Cette inaction à la suite d’une affaire si vivement et si heureusement engagée était si peu dans le caractère habituel de Frédéric que tous les témoins la remarquèrent et que tous les historiens la constatent. Valori, très indulgent pour lui en général, déclare dans ses Mémoires qu’il se contenta ce jour-là du vain honneur du champ de bataille. « Les Prussiens, dit M. d’Arneth, ne poursuivirent le prince Charles que dans la mesure strictement nécessaire pour montrer qu’ils étaient les maîtres du terrain. » Les affirmations de M. Droysen lui-même, tout aussi précises, sont accompagnées d’un commentaire qui dans sa bouche est significatif : « Il était, dit-il, au pouvoir du roi d’anéantir l’armée vaincue, qui semblait fondre dans sa retraite. Mais ce n’était pas son dessein[1]. » M. Léopold Ranke va plus loin encore ; il affirme que le maréchal Schmettau ayant vivement pressé Frédéric de tirer un parti complet de sa victoire : « Je ne veux pas, répondit celui-ci, abaisser à ce point la reine de Hongrie. » C’était donc en quelque sorte un duel que le vainqueur arrêtait volontairement après la première effusion de sang.

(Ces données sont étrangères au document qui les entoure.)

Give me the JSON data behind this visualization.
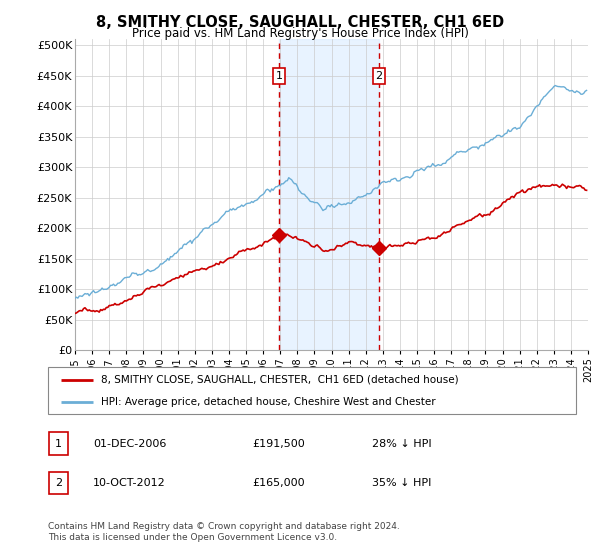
{
  "title": "8, SMITHY CLOSE, SAUGHALL, CHESTER, CH1 6ED",
  "subtitle": "Price paid vs. HM Land Registry's House Price Index (HPI)",
  "yticks": [
    0,
    50000,
    100000,
    150000,
    200000,
    250000,
    300000,
    350000,
    400000,
    450000,
    500000
  ],
  "ytick_labels": [
    "£0",
    "£50K",
    "£100K",
    "£150K",
    "£200K",
    "£250K",
    "£300K",
    "£350K",
    "£400K",
    "£450K",
    "£500K"
  ],
  "ylim": [
    0,
    510000
  ],
  "hpi_color": "#6baed6",
  "price_color": "#cc0000",
  "sale1_date": 2006.92,
  "sale1_price": 191500,
  "sale2_date": 2012.78,
  "sale2_price": 165000,
  "legend_line1": "8, SMITHY CLOSE, SAUGHALL, CHESTER,  CH1 6ED (detached house)",
  "legend_line2": "HPI: Average price, detached house, Cheshire West and Chester",
  "footnote1": "Contains HM Land Registry data © Crown copyright and database right 2024.",
  "footnote2": "This data is licensed under the Open Government Licence v3.0.",
  "xstart": 1995,
  "xend": 2025
}
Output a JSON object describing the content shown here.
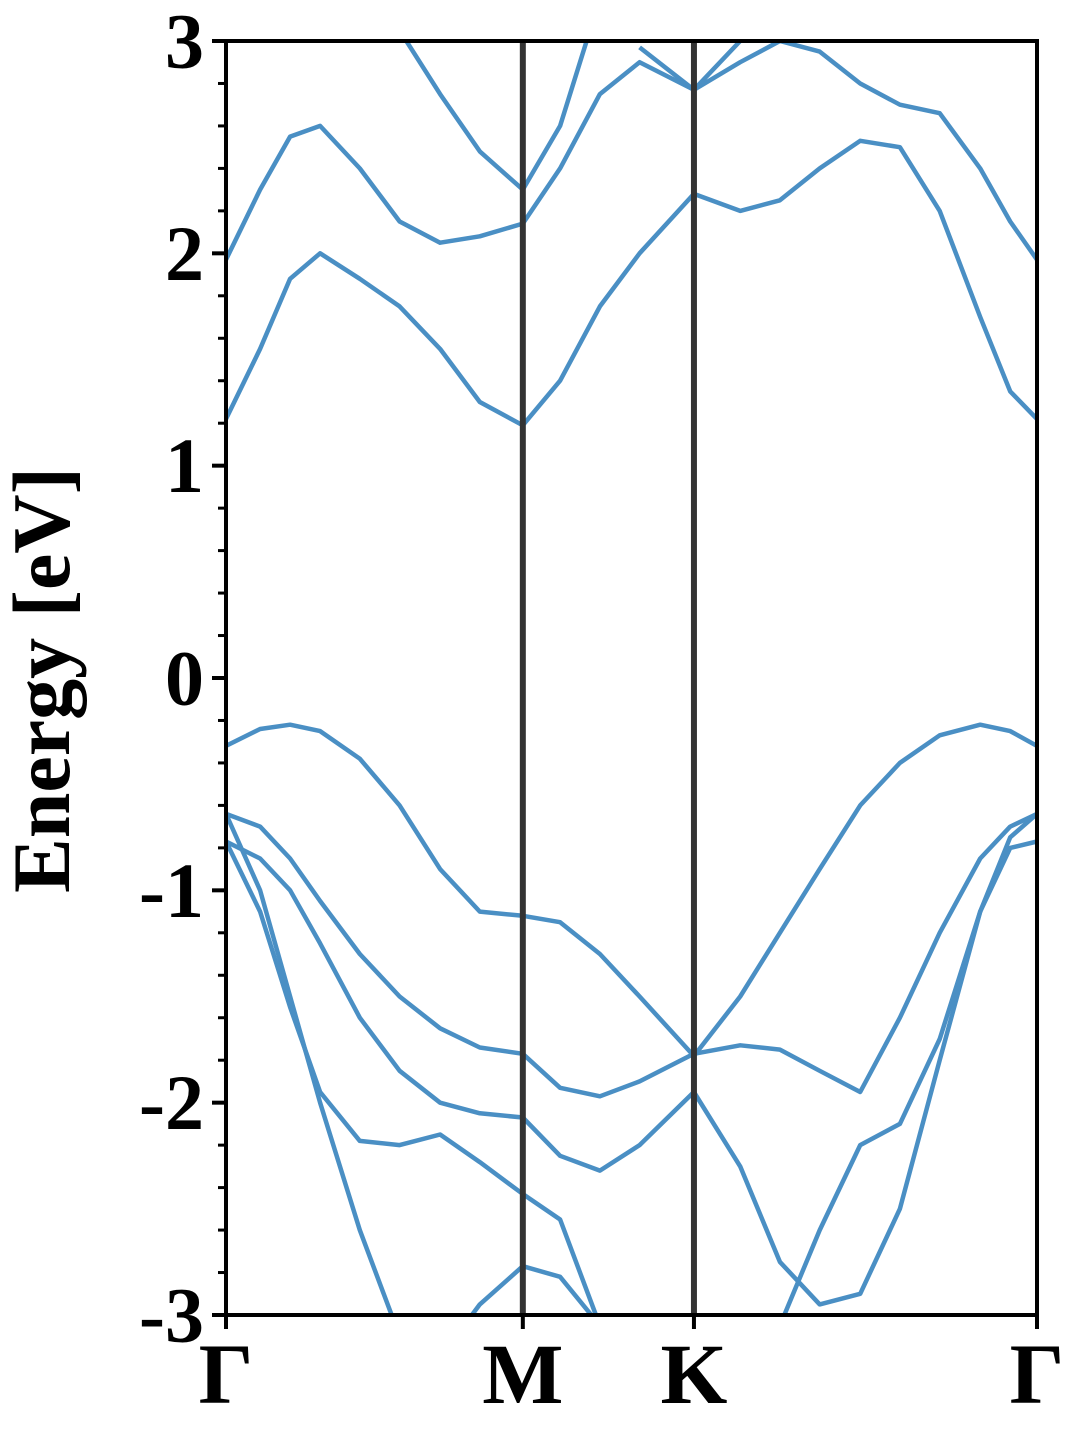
{
  "chart_data": {
    "type": "line",
    "ylabel": "Energy [eV]",
    "x": [
      0,
      0.042,
      0.079,
      0.116,
      0.165,
      0.214,
      0.264,
      0.313,
      0.366,
      0.412,
      0.461,
      0.51,
      0.577,
      0.634,
      0.683,
      0.732,
      0.782,
      0.831,
      0.88,
      0.93,
      0.967,
      1
    ],
    "color": "#4a8fc4",
    "series": [
      {
        "values": [
          1.22,
          1.55,
          1.88,
          2.0,
          1.88,
          1.75,
          1.55,
          1.3,
          1.19,
          1.4,
          1.75,
          2.0,
          2.28,
          2.2,
          2.25,
          2.4,
          2.53,
          2.5,
          2.2,
          1.7,
          1.35,
          1.22
        ]
      },
      {
        "values": [
          1.97,
          2.3,
          2.55,
          2.6,
          2.4,
          2.15,
          2.05,
          2.08,
          2.14,
          2.4,
          2.75,
          2.9,
          2.77,
          2.9,
          3.0,
          2.95,
          2.8,
          2.7,
          2.66,
          2.4,
          2.15,
          1.97
        ]
      },
      {
        "values": [
          null,
          null,
          null,
          null,
          3.3,
          3.05,
          2.75,
          2.48,
          2.3,
          2.6,
          3.2,
          null,
          null,
          null,
          null,
          null,
          null,
          null,
          null,
          null,
          null,
          null
        ]
      },
      {
        "values": [
          null,
          null,
          null,
          null,
          null,
          null,
          null,
          null,
          null,
          null,
          null,
          2.97,
          2.77,
          3.0,
          3.2,
          null,
          null,
          null,
          null,
          null,
          null,
          null
        ]
      },
      {
        "values": [
          -0.32,
          -0.24,
          -0.22,
          -0.25,
          -0.38,
          -0.6,
          -0.9,
          -1.1,
          -1.12,
          -1.15,
          -1.3,
          -1.5,
          -1.78,
          -1.5,
          -1.2,
          -0.9,
          -0.6,
          -0.4,
          -0.27,
          -0.22,
          -0.25,
          -0.32
        ]
      },
      {
        "values": [
          -0.64,
          -0.7,
          -0.85,
          -1.05,
          -1.3,
          -1.5,
          -1.65,
          -1.74,
          -1.77,
          -1.93,
          -1.97,
          -1.9,
          -1.77,
          -1.73,
          -1.75,
          -1.85,
          -1.95,
          -1.6,
          -1.2,
          -0.85,
          -0.7,
          -0.64
        ]
      },
      {
        "values": [
          -0.64,
          -1.0,
          -1.5,
          -2.0,
          -2.6,
          -3.1,
          null,
          null,
          null,
          null,
          null,
          null,
          null,
          null,
          -3.05,
          -2.6,
          -2.2,
          -2.1,
          -1.7,
          -1.1,
          -0.75,
          -0.64
        ]
      },
      {
        "values": [
          -0.77,
          -0.85,
          -1.0,
          -1.25,
          -1.6,
          -1.85,
          -2.0,
          -2.05,
          -2.07,
          -2.25,
          -2.32,
          -2.2,
          -1.95,
          -2.3,
          -2.75,
          -2.95,
          -2.9,
          -2.5,
          -1.8,
          -1.1,
          -0.8,
          -0.77
        ]
      },
      {
        "values": [
          -0.77,
          -1.1,
          -1.55,
          -1.95,
          -2.18,
          -2.2,
          -2.15,
          -2.28,
          -2.43,
          -2.55,
          -3.05,
          null,
          null,
          null,
          null,
          null,
          null,
          null,
          null,
          null,
          null,
          null
        ]
      },
      {
        "values": [
          null,
          null,
          null,
          null,
          null,
          null,
          -3.2,
          -2.95,
          -2.77,
          -2.82,
          -3.05,
          null,
          null,
          null,
          null,
          null,
          null,
          null,
          null,
          null,
          null,
          null
        ]
      }
    ],
    "xlim": [
      0,
      1
    ],
    "xticks": [
      {
        "value": 0,
        "label": "Γ"
      },
      {
        "value": 0.366,
        "label": "M"
      },
      {
        "value": 0.577,
        "label": "K"
      },
      {
        "value": 1,
        "label": "Γ"
      }
    ],
    "vlines_at_xticks": true,
    "ylim": [
      -3,
      3
    ],
    "yticks": [
      -3,
      -2,
      -1,
      0,
      1,
      2,
      3
    ],
    "yminorticks": [
      -2.8,
      -2.6,
      -2.4,
      -2.2,
      -1.8,
      -1.6,
      -1.4,
      -1.2,
      -0.8,
      -0.6,
      -0.4,
      -0.2,
      0.2,
      0.4,
      0.6,
      0.8,
      1.2,
      1.4,
      1.6,
      1.8,
      2.2,
      2.4,
      2.6,
      2.8
    ]
  }
}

Mais s’il n’entrait pas dans le plan de Frédéric de recueillir tout le fruit de cette heureuse journée, au moins ne se fit-il pas faute d’en faire beaucoup de bruit et, s’il ne frappait pas très fort, de parler très haut. Il écrivit de sa propre main dès le soir au roi de France, à l’empereur, au roi de Pologne, à Belle-Isle, à Broglie, à Valori et à Podewils, à chacun dans des termes différens, mais sur un ton plein d’exaltation et d’enthousiasme : « Sire, disait-il à Louis XV par un billet tracé sur le champ de bataille même, le prince Charles m’a attaqué et je l’ai battu. » Et à Charles VII : « Ma satisfaction est d’autant plus grande que j’espère que Votre Majesté impériale se verra par là maître de la Bohême. » Et enfin à Broglie, non sans une pointe d’ironie assez blessante : « Je suis persuadé que vous ne manquerez pas de profiter de la consternation que cette nouvelle causera dans l’armée du prince Lobkowitz. Il importe extrêmement à la cause commune que vous ne laissiez pas à l’ennemi le temps de se reconnaître, et comme de ma part je porte des coups si considérables sur l’ennemi, il ne serait pas permis, si votre armée voulait

  1. Valori, Mémoires, t. 1, p. 158 ; — d’Arneth, t. II, p. 55 ; — Droysen, t. I, p. 450. — Belle-Isle, dans une lettre à Charles VII, datée de quelques jours après son arrivée, témoigne sa surprise de ce que le roi de Prusse n’ait pas voulu tirer tout le fruit de sa victoire en faisant deux ou trois marches en avant, ce qui aurait forcé le prince Charles à sortir de la Bohème, 26 mai 1741. (Bibliothèque nationale. — Nouvelles acquisitions.) La Bibliothèque nationale possède une collection assez complète des lettres de Charles VII aux maréchaux de Broglie et de Belle-Isle, acquise par elle il y a peu d’années.